Nano-sized precipitates contribute greatly to strength improvement because they more effectively inhibit the movement of dislocations. Furthermore, by making full use of nanotechnology, it becomes possible to control the structure of aluminum alloys more precisely and improve not only strength but also other properties such as ductility and corrosion resistance at the same time.
Composite Materials
Composite materials are materials that combine two or more types of materials to take advantage of the strengths of each material and compensate for the weaknesses. By combining aluminum alloys with other materials (e.g., carbon fibers and ceramics), strength and rigidity can be significantly improved.
Composite materials are attracting attention in the aerospace and automotive fields because they are lightweight and have high strength. In the future, the development of higher-performance composite materials will advance, and aluminum composite materials are expected to be used in various fields.
Future Prospects
Research and development of aluminum strength improvement technology is still actively underway. In the future, research is expected to proceed in the following directions.
- Development of New Strength Improvement Technologies: In addition to further developing existing technologies, it is expected that strength improvement technologies based on completely new principles will be developed.
- Improvement of Existing Technologies: Improvements will be made to realize existing technologies more efficiently and at lower cost.
- Optimization by Combining Multiple Technologies: Research will be conducted to achieve higher strength by combining multiple technologies such as heat treatment, processing, surface treatment, nanotechnology, and composite materials.

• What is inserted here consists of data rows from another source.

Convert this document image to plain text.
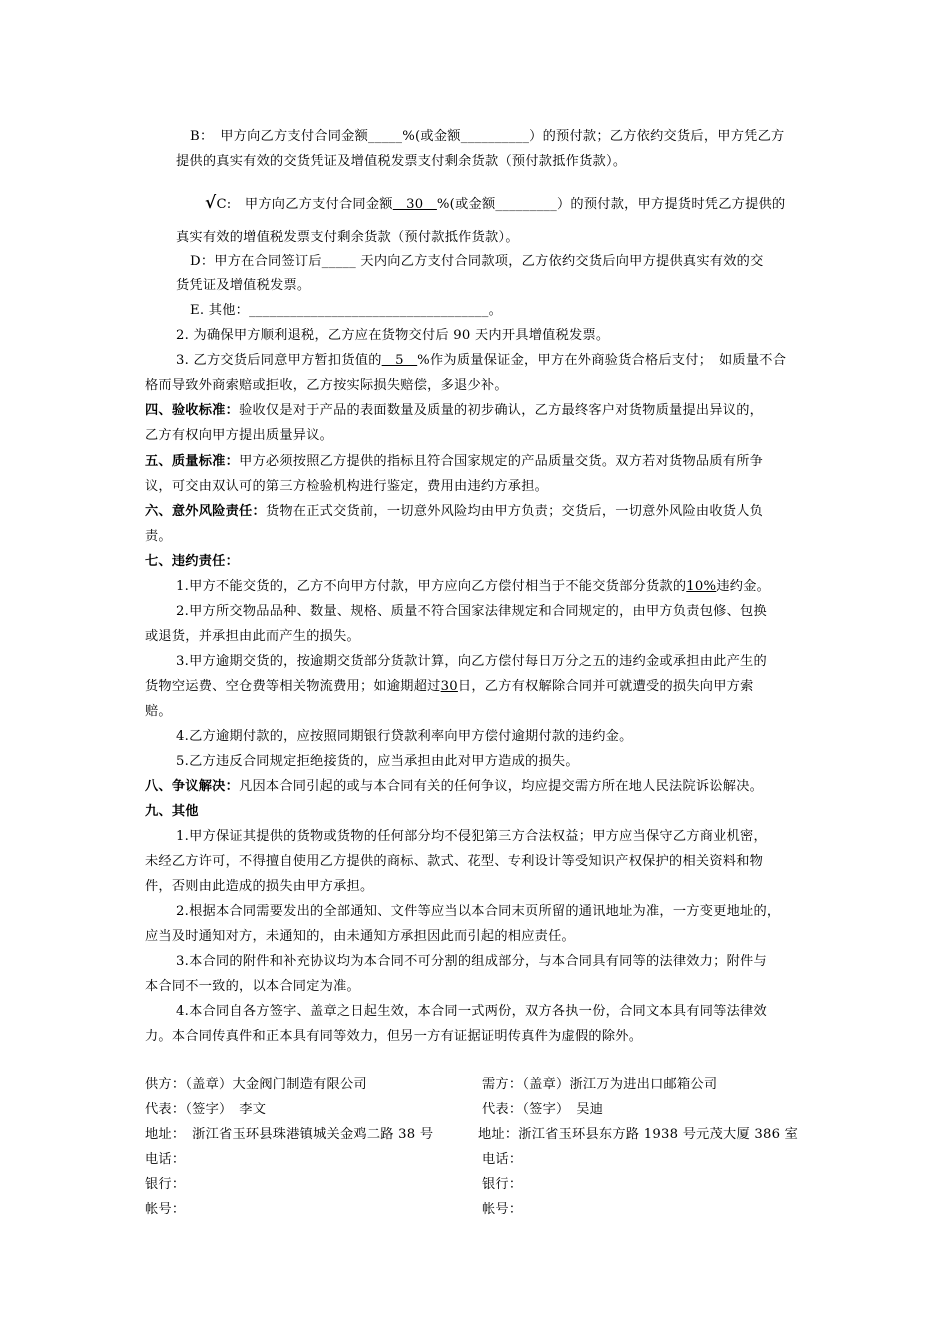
B：　甲方向乙方支付合同金额_____%(或金额__________）的预付款；乙方依约交货后，甲方凭乙方
提供的真实有效的交货凭证及增值税发票支付剩余货款（预付款抵作货款）。
√C:　甲方向乙方支付合同金额　30　%(或金额_________）的预付款，甲方提货时凭乙方提供的
真实有效的增值税发票支付剩余货款（预付款抵作货款）。
D：甲方在合同签订后_____ 天内向乙方支付合同款项，乙方依约交货后向甲方提供真实有效的交
货凭证及增值税发票。
E. 其他：___________________________________。
2. 为确保甲方顺利退税，乙方应在货物交付后 90 天内开具增值税发票。
3. 乙方交货后同意甲方暂扣货值的　5　%作为质量保证金，甲方在外商验货合格后支付；　如质量不合
格而导致外商索赔或拒收，乙方按实际损失赔偿，多退少补。
四、验收标准：验收仅是对于产品的表面数量及质量的初步确认，乙方最终客户对货物质量提出异议的，
乙方有权向甲方提出质量异议。
五、质量标准：甲方必须按照乙方提供的指标且符合国家规定的产品质量交货。双方若对货物品质有所争
议，可交由双认可的第三方检验机构进行鉴定，费用由违约方承担。
六、意外风险责任：货物在正式交货前，一切意外风险均由甲方负责；交货后，一切意外风险由收货人负
责。
七、违约责任：
1.甲方不能交货的，乙方不向甲方付款，甲方应向乙方偿付相当于不能交货部分货款的10%违约金。
2.甲方所交物品品种、数量、规格、质量不符合国家法律规定和合同规定的，由甲方负责包修、包换
或退货，并承担由此而产生的损失。
3.甲方逾期交货的，按逾期交货部分货款计算，向乙方偿付每日万分之五的违约金或承担由此产生的
货物空运费、空仓费等相关物流费用；如逾期超过30日，乙方有权解除合同并可就遭受的损失向甲方索
赔。
4.乙方逾期付款的，应按照同期银行贷款利率向甲方偿付逾期付款的违约金。
5.乙方违反合同规定拒绝接货的，应当承担由此对甲方造成的损失。
八、争议解决：凡因本合同引起的或与本合同有关的任何争议，均应提交需方所在地人民法院诉讼解决。
九、其他
1.甲方保证其提供的货物或货物的任何部分均不侵犯第三方合法权益；甲方应当保守乙方商业机密，
未经乙方许可，不得擅自使用乙方提供的商标、款式、花型、专利设计等受知识产权保护的相关资料和物
件，否则由此造成的损失由甲方承担。
2.根据本合同需要发出的全部通知、文件等应当以本合同末页所留的通讯地址为准，一方变更地址的，
应当及时通知对方，未通知的，由未通知方承担因此而引起的相应责任。
3.本合同的附件和补充协议均为本合同不可分割的组成部分，与本合同具有同等的法律效力；附件与
本合同不一致的，以本合同定为准。
4.本合同自各方签字、盖章之日起生效，本合同一式两份，双方各执一份，合同文本具有同等法律效
力。本合同传真件和正本具有同等效力，但另一方有证据证明传真件为虚假的除外。
供方：（盖章）大金阀门制造有限公司
代表：（签字）　李文
地址：　浙江省玉环县珠港镇城关金鸡二路 38 号
电话：
银行：
帐号：
需方：（盖章）浙江万为进出口邮箱公司
代表：（签字）　吴迪
地址：浙江省玉环县东方路 1938 号元茂大厦 386 室
电话：
银行：
帐号：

Aluminum strength improvement technology is an important technology that contributes to the development of various fields. Through future research and development, aluminum will become a higher-performance material and enrich our lives.
Summary
Aluminum is used in various fields due to its properties, but strength deficiencies can be a problem. This paper explains the synergistic effects of heat treatment, processing, surface treatment, and combinations of these, which are the main techniques for increasing strength.
Heat treatment is a technique that changes the structure and increases the strength, and typical examples include solution heat treatment, aging treatment, and precipitation hardening.
Processing is a technique that increases strength by utilizing plastic deformation, and includes cold working and hot working.
Surface treatment is a technique that improves corrosion resistance and wear resistance, and includes anodizing, chemical conversion coating, and plating.
Synergistic effects can be expected by combining these techniques. In recent years, new technologies such as nanotechnology and composite materials have appeared, and aluminum strength improvement technology continues to evolve.